Our second dimension has similar problems. Imagine the data set of world currency types. There's the 3-letter ISO standard currency code, and an official currency name. These two values are 1:1 and fully dependent on each other. Each one is a unique key. There is no actual hierarchical relationship between the two. I see them simply as 2 different representations of the same piece of data. The biggest obstacle here is that if they are not in the same hierarchy then Pentaho freely allows you to place them on opposite axes. This makes ridiculous looking reports like:

     United States Dollar | Canadian Dollar | Euro | ...
USD |               12345 |               - |    - | 
CAD |                   - |           12345 |    - |
EUR |                   - |               - | 1234 |
...

The codes are excellent when you desire conciseness. However maybe you're dealing with a specific situation involving several uncommon currencies and you don't want to make the report reader have to look up the meaning of the more obscure codes. I explored the use of <Property> elements but Pentaho again lacks flexibility in that you MUST display the member column to also display a property value.
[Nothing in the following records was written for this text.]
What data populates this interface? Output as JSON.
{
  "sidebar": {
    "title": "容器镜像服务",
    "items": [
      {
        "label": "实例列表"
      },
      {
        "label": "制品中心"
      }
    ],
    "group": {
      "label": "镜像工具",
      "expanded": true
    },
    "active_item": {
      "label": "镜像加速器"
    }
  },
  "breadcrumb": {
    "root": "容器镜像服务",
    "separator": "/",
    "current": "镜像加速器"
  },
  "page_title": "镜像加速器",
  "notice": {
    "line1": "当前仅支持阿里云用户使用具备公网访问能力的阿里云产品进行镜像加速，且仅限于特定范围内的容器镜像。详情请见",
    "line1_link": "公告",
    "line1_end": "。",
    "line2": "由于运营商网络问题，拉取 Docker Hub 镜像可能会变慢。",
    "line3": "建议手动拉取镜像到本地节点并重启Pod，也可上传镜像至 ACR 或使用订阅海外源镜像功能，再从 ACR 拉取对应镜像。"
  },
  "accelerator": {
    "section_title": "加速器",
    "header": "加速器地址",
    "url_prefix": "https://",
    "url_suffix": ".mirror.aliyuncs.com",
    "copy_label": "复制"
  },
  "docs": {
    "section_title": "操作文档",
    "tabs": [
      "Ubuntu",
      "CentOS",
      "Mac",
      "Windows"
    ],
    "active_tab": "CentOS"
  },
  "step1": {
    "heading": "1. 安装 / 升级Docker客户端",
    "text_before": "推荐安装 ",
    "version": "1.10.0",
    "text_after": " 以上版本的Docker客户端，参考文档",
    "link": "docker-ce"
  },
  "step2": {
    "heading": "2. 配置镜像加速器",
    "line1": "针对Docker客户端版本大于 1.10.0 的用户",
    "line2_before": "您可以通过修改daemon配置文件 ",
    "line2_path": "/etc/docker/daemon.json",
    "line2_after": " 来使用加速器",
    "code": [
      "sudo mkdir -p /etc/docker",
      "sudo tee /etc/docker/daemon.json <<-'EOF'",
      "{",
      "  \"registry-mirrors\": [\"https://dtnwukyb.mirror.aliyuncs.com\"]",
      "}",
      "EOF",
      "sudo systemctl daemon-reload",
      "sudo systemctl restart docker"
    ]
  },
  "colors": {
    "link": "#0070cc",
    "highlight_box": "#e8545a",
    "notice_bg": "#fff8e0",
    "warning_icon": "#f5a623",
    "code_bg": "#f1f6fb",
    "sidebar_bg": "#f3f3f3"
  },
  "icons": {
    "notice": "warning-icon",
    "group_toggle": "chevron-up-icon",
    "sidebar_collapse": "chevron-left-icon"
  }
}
If the name was a property of the code member, there is no way to display only the currency name in a report without also including the code, which is redundant.

Ultimately, I'm hoping there's some mechanism to control the presentation of data, or some technique in the schema design that results in a sensible, coherent experience for the end user doing analysis in Pentaho.

1
If you made it through that wall of text, thank you!Glenn Moss
I guess by now you resolved some of those questions. Would be interested in reading your take on it.Raffael

1 Answers

2
votes

This is pretty common.

Regarding properties - It is annoying how you can't re-order them in analyzer they seem to be sort of 2nd class citizens. And as they are still not supported or displayed in Saiku it frequently means they can't be used anyway. However in your example that is indeed an intended correct use of a property - a good description in fact!

So there is one solution, but it's not super clean. You can define different hierarchies depending on the user preferences, then use role based security to hide one or other of the hierarchies from the end user.

A variation of a theme I've done with this is to have admin level, senior level and beginner level access to the same cubes where you see different levels and hierarchies depending on permissions.

I havent had time to go into Mondrian4 much which may improve things here as everything is now simply an attribute - but I'm not 100% sure.

Finally I would definately raise this with support (sounds like you have a support contract) and see what improvements can be made. Post the jira here i'll definately upvote it!